Al centro del racconto, potremmo dire ethos e pathos, la storia di un uomo che, durante la vigilia di Natale, si rifugia in uno stato di isolamento primigenio e di regressione fanciullesca – simboleggiato dal presepe – per sfuggire allo sfacelo di un mondo in rovina, sullo sfondo una crisi valoriale, che ha come portato ulteriore un’incomunicabilità generazionale.
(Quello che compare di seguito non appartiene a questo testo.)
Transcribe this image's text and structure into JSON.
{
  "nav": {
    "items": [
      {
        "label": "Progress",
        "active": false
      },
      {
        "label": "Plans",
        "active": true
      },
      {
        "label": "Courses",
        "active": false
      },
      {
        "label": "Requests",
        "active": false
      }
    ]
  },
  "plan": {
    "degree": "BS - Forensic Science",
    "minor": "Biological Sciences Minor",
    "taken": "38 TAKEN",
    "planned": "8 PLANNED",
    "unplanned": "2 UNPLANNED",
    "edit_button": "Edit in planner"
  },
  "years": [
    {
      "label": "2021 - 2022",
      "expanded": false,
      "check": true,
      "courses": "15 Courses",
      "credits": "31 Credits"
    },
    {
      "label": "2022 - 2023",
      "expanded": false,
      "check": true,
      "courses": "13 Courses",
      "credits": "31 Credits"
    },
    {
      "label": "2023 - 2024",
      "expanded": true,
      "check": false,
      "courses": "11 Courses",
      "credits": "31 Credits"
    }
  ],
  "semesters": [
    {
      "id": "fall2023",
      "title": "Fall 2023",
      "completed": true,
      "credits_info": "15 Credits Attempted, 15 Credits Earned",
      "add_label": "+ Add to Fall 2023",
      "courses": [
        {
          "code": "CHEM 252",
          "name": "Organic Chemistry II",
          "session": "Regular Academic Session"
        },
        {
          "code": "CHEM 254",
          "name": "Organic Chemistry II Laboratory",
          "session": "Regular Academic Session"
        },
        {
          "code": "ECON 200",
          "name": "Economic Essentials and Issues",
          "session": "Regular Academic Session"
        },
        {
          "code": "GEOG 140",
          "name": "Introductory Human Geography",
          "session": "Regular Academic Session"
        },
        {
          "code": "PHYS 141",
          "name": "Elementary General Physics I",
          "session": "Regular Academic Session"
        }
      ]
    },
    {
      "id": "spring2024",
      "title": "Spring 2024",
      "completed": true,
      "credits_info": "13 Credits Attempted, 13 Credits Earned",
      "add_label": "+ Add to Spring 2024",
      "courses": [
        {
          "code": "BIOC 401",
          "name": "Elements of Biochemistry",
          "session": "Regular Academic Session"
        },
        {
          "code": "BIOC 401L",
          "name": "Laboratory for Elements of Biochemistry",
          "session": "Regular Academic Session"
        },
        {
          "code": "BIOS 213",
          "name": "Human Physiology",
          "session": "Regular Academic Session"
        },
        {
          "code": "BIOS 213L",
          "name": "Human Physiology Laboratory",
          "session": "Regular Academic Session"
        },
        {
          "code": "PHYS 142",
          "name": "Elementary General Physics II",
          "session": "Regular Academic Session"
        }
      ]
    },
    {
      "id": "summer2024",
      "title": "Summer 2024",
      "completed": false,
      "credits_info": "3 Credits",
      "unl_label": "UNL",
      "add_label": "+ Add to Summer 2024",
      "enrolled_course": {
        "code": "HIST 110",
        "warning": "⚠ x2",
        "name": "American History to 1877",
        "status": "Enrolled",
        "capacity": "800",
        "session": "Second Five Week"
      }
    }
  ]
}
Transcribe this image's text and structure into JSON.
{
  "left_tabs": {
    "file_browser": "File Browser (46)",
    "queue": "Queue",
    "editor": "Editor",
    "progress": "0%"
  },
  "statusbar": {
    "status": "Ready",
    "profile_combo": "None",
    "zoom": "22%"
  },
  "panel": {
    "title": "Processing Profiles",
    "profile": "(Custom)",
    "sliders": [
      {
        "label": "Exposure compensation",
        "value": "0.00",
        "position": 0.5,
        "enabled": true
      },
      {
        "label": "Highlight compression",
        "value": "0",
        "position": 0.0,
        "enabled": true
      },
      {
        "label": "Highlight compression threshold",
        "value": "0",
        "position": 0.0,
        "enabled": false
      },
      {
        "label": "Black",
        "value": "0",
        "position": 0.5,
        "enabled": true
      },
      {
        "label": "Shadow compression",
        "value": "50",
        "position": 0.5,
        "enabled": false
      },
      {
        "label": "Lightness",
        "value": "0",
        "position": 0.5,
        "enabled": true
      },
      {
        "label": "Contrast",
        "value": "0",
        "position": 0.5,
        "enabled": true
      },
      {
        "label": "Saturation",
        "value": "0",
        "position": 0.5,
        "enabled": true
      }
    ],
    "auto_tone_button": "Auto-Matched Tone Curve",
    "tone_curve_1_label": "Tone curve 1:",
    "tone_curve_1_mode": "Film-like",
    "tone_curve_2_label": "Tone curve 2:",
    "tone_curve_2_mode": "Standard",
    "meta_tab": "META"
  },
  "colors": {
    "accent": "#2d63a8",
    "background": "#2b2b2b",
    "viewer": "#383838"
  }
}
La rappresentazione della progressiva dissoluzione del nucleo familiare viene giocata nel contrasto con l’atmosfera natalizia, gli stati d’animo individuali ravvivati da uno spirito apparentemente ludico e gioioso, ceselli e rifiniture introspettive dei personaggi che li rendono indimenticabili, parte essenziale del dramma, informato da corpi narrativi omogenei.

Le aspirazioni ed aspettative dei genitori verso i figli, la discrasia fra come si dovrebbe essere ed invece si appare, le sacche di risentimento ed acredine che conculcano i rapporti umani, con tutte le persone “immerse in rituali di interesse ed utilitarismo”.

Molti gli elementi diegetici, dunque, che hanno indotto critici e pubblico a parlare di vero e proprio “spostamento semantico” della tradizione, sotteso da un dialogo continuo e vibrante fra tradizione e riforma, radici e trasformazione, origine ed innovazione.

Una drammaturgia “visiva” che si dispiega plasticamente nelle continue inquadrature riservate al presepe, divenuto icona tradizionale dei festeggiamenti natalizi partenopei, di cui custodiamo uno splendido esemplare nella nostra hall d’ingresso.